Caselaw Digest
Caselaw Digest

Afan Valley Limited v Lupton Fawcett (a firm) & Ors

8 October 2024
[2024] EWHC 2498 (KB)
High Court
Lawyers won a case against their former clients. The judge said the lawyers mostly won but didn't get all their legal fees because they lost on some small points. The clients have to pay most of the lawyers' fees.

Key Facts

  • Claimants (Afan Valley Limited and others) brought a claim against their former solicitors, Lupton Fawcett LLP ('LF') and Metis Law firms.
  • Claimants applied to amend their Particulars of Claim and LF applied to strike out the claim against them.
  • The court refused permission to amend against LF and Metis and granted LF's application to strike out and dismiss the claim against them.
  • The court subsequently held a hearing to address consequential matters, including costs.
  • The Claimants sought permission to appeal, but the court ruled it lacked jurisdiction to consider this retrospectively.

Legal Principles

If no permission application is made at the original decision hearing, and there has been no adjournment, the lower court is no longer seized of the matter and cannot consider any retrospective application for permission to appeal.
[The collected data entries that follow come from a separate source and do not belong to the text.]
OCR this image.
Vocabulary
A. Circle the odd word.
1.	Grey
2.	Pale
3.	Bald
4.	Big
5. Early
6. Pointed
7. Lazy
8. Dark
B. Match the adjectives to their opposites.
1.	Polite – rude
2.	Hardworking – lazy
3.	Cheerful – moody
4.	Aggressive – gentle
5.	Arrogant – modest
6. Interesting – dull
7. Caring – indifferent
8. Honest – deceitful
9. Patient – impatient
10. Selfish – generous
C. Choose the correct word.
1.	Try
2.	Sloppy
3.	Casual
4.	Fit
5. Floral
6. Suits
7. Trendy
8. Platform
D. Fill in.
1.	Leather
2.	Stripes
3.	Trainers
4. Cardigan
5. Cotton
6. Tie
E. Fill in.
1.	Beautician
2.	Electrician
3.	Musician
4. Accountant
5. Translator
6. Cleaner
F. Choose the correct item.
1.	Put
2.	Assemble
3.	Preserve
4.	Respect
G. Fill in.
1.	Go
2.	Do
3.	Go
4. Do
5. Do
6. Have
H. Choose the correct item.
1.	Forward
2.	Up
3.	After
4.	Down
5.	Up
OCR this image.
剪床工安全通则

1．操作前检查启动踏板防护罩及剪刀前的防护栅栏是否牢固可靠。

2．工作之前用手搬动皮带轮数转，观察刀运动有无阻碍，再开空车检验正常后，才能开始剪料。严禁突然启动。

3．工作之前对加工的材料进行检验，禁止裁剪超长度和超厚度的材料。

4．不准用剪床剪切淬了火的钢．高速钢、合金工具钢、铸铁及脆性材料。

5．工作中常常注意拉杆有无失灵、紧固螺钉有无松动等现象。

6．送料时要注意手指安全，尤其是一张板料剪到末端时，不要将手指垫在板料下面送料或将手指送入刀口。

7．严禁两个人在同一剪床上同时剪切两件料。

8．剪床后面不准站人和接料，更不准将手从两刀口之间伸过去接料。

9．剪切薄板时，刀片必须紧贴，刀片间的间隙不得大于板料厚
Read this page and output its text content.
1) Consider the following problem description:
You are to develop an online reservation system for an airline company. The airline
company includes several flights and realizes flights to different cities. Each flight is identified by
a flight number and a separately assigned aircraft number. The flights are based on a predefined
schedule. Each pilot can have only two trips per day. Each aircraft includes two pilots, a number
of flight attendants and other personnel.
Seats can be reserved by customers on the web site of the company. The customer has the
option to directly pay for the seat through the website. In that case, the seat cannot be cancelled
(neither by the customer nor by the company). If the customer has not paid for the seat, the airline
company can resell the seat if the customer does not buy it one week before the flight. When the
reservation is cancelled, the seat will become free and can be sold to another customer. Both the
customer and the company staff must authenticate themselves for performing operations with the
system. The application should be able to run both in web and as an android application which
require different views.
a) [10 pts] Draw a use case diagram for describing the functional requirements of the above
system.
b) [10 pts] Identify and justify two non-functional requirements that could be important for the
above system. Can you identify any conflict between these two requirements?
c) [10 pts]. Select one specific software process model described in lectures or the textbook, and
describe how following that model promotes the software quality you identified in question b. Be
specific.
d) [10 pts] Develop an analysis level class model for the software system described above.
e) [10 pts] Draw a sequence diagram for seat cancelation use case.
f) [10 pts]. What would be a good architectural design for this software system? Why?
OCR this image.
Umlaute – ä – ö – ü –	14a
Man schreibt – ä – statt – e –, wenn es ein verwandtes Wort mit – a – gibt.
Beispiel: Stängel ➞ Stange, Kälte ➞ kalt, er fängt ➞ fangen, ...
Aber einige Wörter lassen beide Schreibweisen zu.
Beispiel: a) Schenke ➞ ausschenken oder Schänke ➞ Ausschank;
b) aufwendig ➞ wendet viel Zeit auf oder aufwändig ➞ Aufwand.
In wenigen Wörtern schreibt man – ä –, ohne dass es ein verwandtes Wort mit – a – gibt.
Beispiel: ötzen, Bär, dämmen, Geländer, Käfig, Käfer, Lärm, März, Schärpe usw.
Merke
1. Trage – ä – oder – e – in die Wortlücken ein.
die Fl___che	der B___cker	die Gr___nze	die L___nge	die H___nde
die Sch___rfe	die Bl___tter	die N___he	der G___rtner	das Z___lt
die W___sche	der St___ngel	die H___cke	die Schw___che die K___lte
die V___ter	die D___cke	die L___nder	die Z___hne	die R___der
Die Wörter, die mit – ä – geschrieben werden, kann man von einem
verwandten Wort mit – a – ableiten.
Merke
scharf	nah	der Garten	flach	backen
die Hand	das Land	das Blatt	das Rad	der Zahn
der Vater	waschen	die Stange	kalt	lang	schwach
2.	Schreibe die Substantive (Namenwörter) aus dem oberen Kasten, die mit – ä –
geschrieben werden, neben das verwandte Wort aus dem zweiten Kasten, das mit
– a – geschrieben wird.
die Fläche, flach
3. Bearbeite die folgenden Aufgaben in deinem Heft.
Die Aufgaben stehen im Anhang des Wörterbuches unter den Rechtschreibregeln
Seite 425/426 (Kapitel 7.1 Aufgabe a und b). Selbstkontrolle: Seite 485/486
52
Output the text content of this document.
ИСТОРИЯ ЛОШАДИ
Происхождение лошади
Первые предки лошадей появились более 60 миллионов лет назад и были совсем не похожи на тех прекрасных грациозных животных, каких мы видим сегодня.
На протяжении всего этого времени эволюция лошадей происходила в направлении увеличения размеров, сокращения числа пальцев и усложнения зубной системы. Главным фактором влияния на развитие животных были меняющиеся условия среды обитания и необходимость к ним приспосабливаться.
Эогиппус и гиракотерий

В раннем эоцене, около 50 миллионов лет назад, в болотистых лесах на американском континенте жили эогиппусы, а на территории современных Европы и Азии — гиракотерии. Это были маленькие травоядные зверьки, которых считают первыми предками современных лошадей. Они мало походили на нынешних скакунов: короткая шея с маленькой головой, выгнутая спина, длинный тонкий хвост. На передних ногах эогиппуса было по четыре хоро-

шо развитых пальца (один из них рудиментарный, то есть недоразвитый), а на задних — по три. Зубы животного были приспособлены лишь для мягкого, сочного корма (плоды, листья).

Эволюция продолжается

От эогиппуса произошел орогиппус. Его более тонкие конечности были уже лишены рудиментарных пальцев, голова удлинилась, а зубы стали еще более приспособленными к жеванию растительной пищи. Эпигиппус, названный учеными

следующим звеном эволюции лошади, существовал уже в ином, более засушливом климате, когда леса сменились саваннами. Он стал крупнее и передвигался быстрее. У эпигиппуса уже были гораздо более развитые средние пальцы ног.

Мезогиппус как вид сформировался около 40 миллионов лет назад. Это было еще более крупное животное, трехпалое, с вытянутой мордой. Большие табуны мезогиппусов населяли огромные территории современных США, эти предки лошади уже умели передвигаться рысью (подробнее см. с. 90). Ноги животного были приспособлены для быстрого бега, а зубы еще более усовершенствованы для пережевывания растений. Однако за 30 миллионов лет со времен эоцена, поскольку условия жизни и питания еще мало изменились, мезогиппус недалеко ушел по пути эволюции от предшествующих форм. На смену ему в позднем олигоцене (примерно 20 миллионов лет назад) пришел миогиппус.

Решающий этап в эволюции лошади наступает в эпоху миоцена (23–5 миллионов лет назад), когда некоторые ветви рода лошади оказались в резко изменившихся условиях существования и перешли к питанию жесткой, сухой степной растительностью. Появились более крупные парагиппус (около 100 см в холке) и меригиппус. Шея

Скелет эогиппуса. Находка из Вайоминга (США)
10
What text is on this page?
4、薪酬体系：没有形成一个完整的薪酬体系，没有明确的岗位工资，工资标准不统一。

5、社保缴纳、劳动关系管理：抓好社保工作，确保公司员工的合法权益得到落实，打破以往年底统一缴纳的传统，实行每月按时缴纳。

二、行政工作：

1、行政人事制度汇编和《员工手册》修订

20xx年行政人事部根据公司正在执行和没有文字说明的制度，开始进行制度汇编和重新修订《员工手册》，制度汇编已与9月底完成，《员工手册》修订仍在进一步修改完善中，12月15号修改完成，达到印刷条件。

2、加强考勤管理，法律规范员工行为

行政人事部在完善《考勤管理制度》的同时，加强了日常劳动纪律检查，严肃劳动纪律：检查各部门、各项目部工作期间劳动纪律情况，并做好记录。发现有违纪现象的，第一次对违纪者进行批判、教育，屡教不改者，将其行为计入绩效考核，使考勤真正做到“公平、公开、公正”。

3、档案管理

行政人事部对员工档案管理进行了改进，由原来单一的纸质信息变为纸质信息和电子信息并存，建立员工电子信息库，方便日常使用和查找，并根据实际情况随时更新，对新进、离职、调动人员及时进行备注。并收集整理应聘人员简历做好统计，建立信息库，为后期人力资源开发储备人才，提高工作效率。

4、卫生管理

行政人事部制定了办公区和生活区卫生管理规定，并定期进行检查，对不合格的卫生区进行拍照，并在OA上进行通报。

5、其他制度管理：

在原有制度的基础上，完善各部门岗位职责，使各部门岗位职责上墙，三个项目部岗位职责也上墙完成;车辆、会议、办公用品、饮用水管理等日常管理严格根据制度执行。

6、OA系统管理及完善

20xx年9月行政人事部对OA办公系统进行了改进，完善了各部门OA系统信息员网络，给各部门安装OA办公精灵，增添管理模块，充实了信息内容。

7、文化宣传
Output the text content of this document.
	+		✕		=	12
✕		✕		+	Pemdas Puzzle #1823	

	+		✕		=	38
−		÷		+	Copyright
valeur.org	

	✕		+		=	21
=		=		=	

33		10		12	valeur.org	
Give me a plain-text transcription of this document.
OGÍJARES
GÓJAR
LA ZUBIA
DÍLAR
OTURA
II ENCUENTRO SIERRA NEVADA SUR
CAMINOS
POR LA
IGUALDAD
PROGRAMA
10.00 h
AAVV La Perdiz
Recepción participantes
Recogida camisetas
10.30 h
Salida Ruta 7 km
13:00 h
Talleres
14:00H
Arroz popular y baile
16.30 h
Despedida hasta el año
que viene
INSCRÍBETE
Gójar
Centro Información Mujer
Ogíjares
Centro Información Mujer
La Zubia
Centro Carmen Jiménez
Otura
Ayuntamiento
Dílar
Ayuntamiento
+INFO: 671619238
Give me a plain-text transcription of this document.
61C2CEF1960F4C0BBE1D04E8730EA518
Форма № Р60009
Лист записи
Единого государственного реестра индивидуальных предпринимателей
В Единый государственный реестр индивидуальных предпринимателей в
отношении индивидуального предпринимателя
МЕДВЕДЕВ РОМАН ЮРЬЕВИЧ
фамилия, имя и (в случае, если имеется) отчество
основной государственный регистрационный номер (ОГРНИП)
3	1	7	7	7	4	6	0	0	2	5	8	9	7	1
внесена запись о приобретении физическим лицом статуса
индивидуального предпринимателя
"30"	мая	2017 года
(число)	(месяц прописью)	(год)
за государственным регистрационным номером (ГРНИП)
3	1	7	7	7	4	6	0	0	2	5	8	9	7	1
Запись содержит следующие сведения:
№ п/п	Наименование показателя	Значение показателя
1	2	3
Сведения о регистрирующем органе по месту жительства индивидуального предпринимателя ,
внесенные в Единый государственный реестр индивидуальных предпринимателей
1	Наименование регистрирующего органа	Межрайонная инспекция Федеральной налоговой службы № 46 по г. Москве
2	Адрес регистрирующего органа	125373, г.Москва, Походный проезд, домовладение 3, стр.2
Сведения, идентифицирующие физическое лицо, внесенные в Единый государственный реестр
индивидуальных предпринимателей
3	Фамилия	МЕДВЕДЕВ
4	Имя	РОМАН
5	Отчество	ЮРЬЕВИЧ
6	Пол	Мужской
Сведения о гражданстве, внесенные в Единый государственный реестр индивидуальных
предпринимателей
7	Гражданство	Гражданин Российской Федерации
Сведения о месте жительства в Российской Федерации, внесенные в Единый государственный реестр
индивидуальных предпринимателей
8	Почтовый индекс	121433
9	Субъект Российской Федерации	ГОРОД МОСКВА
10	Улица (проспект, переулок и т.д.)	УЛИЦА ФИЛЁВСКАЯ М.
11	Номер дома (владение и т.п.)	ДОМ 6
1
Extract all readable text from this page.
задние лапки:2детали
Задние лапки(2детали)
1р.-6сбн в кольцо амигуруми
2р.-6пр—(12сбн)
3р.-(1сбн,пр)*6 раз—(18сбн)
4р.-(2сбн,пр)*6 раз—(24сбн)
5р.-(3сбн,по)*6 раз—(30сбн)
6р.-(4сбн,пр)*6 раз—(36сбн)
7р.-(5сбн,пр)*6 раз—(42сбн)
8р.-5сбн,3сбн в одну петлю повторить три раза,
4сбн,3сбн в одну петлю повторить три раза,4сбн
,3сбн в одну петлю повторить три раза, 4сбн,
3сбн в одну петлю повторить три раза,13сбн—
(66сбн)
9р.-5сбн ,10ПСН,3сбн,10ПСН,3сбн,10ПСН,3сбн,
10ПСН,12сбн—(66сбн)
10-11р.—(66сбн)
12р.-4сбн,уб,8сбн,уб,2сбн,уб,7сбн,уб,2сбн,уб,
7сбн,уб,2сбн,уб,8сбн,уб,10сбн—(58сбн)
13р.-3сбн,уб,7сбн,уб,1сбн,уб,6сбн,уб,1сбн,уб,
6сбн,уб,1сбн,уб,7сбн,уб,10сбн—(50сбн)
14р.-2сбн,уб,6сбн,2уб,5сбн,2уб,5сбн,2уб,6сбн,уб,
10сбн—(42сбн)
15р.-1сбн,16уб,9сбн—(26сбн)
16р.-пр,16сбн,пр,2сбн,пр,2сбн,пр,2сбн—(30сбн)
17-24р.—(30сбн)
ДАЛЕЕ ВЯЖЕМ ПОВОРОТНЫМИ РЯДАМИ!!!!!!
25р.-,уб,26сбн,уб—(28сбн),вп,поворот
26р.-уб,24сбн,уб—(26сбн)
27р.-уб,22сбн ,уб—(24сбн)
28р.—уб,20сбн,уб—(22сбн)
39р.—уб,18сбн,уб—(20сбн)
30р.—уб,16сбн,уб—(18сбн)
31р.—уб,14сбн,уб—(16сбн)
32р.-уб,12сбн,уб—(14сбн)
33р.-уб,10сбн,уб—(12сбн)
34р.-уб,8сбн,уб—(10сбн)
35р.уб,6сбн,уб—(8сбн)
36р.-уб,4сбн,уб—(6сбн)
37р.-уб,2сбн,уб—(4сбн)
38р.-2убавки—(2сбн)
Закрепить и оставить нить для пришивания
CPR 52.3(2)(a), McDonald v Rose [2019] EWCA Civ 4 at [21(4)]

The unsuccessful party will be ordered to pay the costs of the successful party, unless a different order is made.

CPR 44.2(2)(a)

The court may make different orders for costs in relation to discrete issues, considering where a party has been successful on one issue but unsuccessful on another.

Johnsey Estates (1990) Ltd v Secretary of State for the Environment [2001] EWCA Civ 535; Summit Property Ltd v Pitmans [2001] EWCA Civ 2020; Capita (Banstead 2011) Ltd v RFIB Group Ltd [2017] EWCA Civ 1032 at [41]

In deciding costs orders, courts should avoid overly detailed analysis and give real weight to overall success.

F&C Alternative Investments [2011] EWHC 2807 (Ch) at [5], Fox v Foundation Piling Ltd [2011] EWCA Civ 790 at [62], F&C Alternative Investments [2012] EWCA Civ 843, HLB Kidsons v Lloyd’s Underwriters (Costs) [2007] EWHC 2699 (Comm)

Where costs have been incurred by a successful defendant’s insurers, the court has discretion to allow interest on costs.

Fosse Motor Engineers Ltd v Conde Nast and National Magazine Distributors [2008] EWHC 2527 (QB) at [10]

Outcomes

LF entitled to 75% of its costs for the strike-out/summary judgment application, including amendment costs.

LF was the overall successful party, but a reduction reflects points where they were unsuccessful.

Claimants to pay 50% of LF's costs as an interim payment.

Reflects potential cost reductions on detailed assessment.

Metis entitled to their costs, including those for consequential matters.

Metis were successful parties.

Interim payment for Metis set at 50% of their costs.

Reflects potential cost reductions on detailed assessment.

LF entitled to the balance of its costs, subject to detailed assessment.

No reason to depart from the usual rule.

Discontinued defendants entitled to their costs.

No reason to depart from the usual rule.

Claimants to bear costs of the extension of time application.

Claimants' failure to factor in potential amendments arising from the Woodhouse judgment.

Claimants to bear adjournment costs for both LF and Metis.

Claimants' responsibility for the adjournment due to failure to contact MBi to waive privilege.

Metis entitled to interest at 2% above base rate on adjournment costs.

Standard practice in commercial disputes, and insurers can recover interest.